A consultora de liderança americana Tara Jaye Frank propõe perguntas poderosas como: “Como é a inclusão para você? Quando você se sentiu mais incluído? Quais foram as circunstâncias? Quando você se sentiu excluído? Quais foram as circunstâncias?” Essas perguntas nos ajudam a entender a inclusão a partir da perspectiva única de cada pessoa.

Também é crucial perguntar, por padrão, quais adaptações os novos membros da equipe precisam para ter o melhor desempenho, já que muitas deficiências são invisíveis.
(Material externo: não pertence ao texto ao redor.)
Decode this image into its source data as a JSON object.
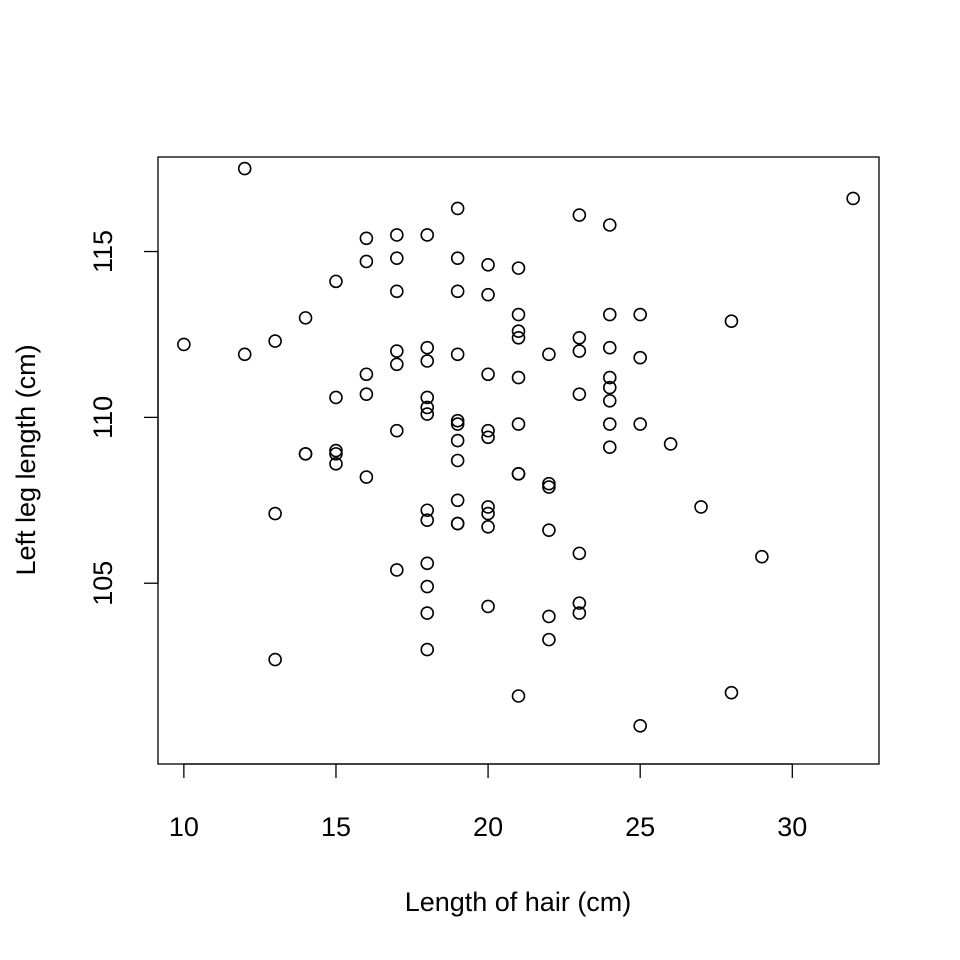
{
  "chart_data": {
    "type": "scatter",
    "title": "",
    "xlabel": "Length of hair (cm)",
    "ylabel": "Left leg length (cm)",
    "xlim": [
      9.15,
      32.85
    ],
    "ylim": [
      99.55,
      117.85
    ],
    "x_ticks": [
      10,
      15,
      20,
      25,
      30
    ],
    "y_ticks": [
      105,
      110,
      115
    ],
    "grid": false,
    "legend": "none",
    "marker": "open-circle",
    "colors": {
      "point": "#000000",
      "axis": "#000000",
      "background": "#ffffff"
    },
    "points": [
      [
        12,
        117.5
      ],
      [
        19,
        116.3
      ],
      [
        23,
        116.1
      ],
      [
        24,
        115.8
      ],
      [
        32,
        116.6
      ],
      [
        16,
        115.4
      ],
      [
        17,
        115.5
      ],
      [
        18,
        115.5
      ],
      [
        16,
        114.7
      ],
      [
        17,
        114.8
      ],
      [
        19,
        114.8
      ],
      [
        20,
        114.6
      ],
      [
        21,
        114.5
      ],
      [
        15,
        114.1
      ],
      [
        17,
        113.8
      ],
      [
        19,
        113.8
      ],
      [
        20,
        113.7
      ],
      [
        14,
        113.0
      ],
      [
        21,
        113.1
      ],
      [
        24,
        113.1
      ],
      [
        25,
        113.1
      ],
      [
        28,
        112.9
      ],
      [
        10,
        112.2
      ],
      [
        13,
        112.3
      ],
      [
        21,
        112.6
      ],
      [
        21,
        112.4
      ],
      [
        23,
        112.4
      ],
      [
        12,
        111.9
      ],
      [
        17,
        112.0
      ],
      [
        18,
        112.1
      ],
      [
        19,
        111.9
      ],
      [
        22,
        111.9
      ],
      [
        23,
        112.0
      ],
      [
        24,
        112.1
      ],
      [
        25,
        111.8
      ],
      [
        17,
        111.6
      ],
      [
        18,
        111.7
      ],
      [
        16,
        111.3
      ],
      [
        20,
        111.3
      ],
      [
        21,
        111.2
      ],
      [
        24,
        111.2
      ],
      [
        24,
        110.9
      ],
      [
        15,
        110.6
      ],
      [
        16,
        110.7
      ],
      [
        18,
        110.6
      ],
      [
        23,
        110.7
      ],
      [
        24,
        110.5
      ],
      [
        18,
        110.3
      ],
      [
        18,
        110.1
      ],
      [
        19,
        109.9
      ],
      [
        19,
        109.8
      ],
      [
        21,
        109.8
      ],
      [
        24,
        109.8
      ],
      [
        25,
        109.8
      ],
      [
        17,
        109.6
      ],
      [
        20,
        109.6
      ],
      [
        20,
        109.4
      ],
      [
        19,
        109.3
      ],
      [
        26,
        109.2
      ],
      [
        24,
        109.1
      ],
      [
        14,
        108.9
      ],
      [
        14,
        108.9
      ],
      [
        15,
        109.0
      ],
      [
        15,
        108.9
      ],
      [
        19,
        108.7
      ],
      [
        15,
        108.6
      ],
      [
        21,
        108.3
      ],
      [
        21,
        108.3
      ],
      [
        16,
        108.2
      ],
      [
        22,
        108.0
      ],
      [
        22,
        107.9
      ],
      [
        19,
        107.5
      ],
      [
        20,
        107.3
      ],
      [
        27,
        107.3
      ],
      [
        13,
        107.1
      ],
      [
        18,
        107.2
      ],
      [
        20,
        107.1
      ],
      [
        18,
        106.9
      ],
      [
        19,
        106.8
      ],
      [
        19,
        106.8
      ],
      [
        20,
        106.7
      ],
      [
        22,
        106.6
      ],
      [
        23,
        105.9
      ],
      [
        29,
        105.8
      ],
      [
        18,
        105.6
      ],
      [
        17,
        105.4
      ],
      [
        18,
        104.9
      ],
      [
        20,
        104.3
      ],
      [
        23,
        104.4
      ],
      [
        18,
        104.1
      ],
      [
        22,
        104.0
      ],
      [
        23,
        104.1
      ],
      [
        22,
        103.3
      ],
      [
        18,
        103.0
      ],
      [
        13,
        102.7
      ],
      [
        21,
        101.6
      ],
      [
        28,
        101.7
      ],
      [
        25,
        100.7
      ]
    ]
  }
}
E mesmo com diferenças visíveis, só a pessoa sabe o que é melhor para si.

Criando conexão por meio de investigação

Conversas individuais são oportunidades perfeitas para um check-in. Podemos perguntar: "O que você está enfrentando?" "Quais são as suas preocupações?" "De que apoio você precisa neste momento?" "Como posso ajudar a superar os desafios ou barreiras que você está enfrentando no trabalho?" "O que aumentaria seu senso de pertencimento?"“

Durante as reuniões de equipe, podemos criar dinâmicas que ajudem os membros da equipe a se conhecerem melhor e a se apoiarem mutuamente. Podemos falar abertamente sobre nossos desafios e motivadores, ou usar quebra-gelos como a "Previsão do Tempo" para descrever nosso humor (ensolarado, chuvoso, nublado, com vento, etc.).

Essas práticas podem parecer simples, mas são ferramentas poderosas para a construção de culturas inclusivas. Elas sinalizam que nos importamos com as pessoas como seres humanos integrais, não apenas como funcionários. Elas criam espaço para autenticidade e vulnerabilidade, essenciais para a segurança psicológica e o pertencimento.

A arte da escuta inclusiva não se resume apenas a coletar informações – trata-se de construir relacionamentos, gerar confiança e demonstrar que todas as vozes são importantes. Quando abordamos os outros com genuína curiosidade e criamos espaço para um diálogo autêntico, liberamos todo o potencial das nossas equipes.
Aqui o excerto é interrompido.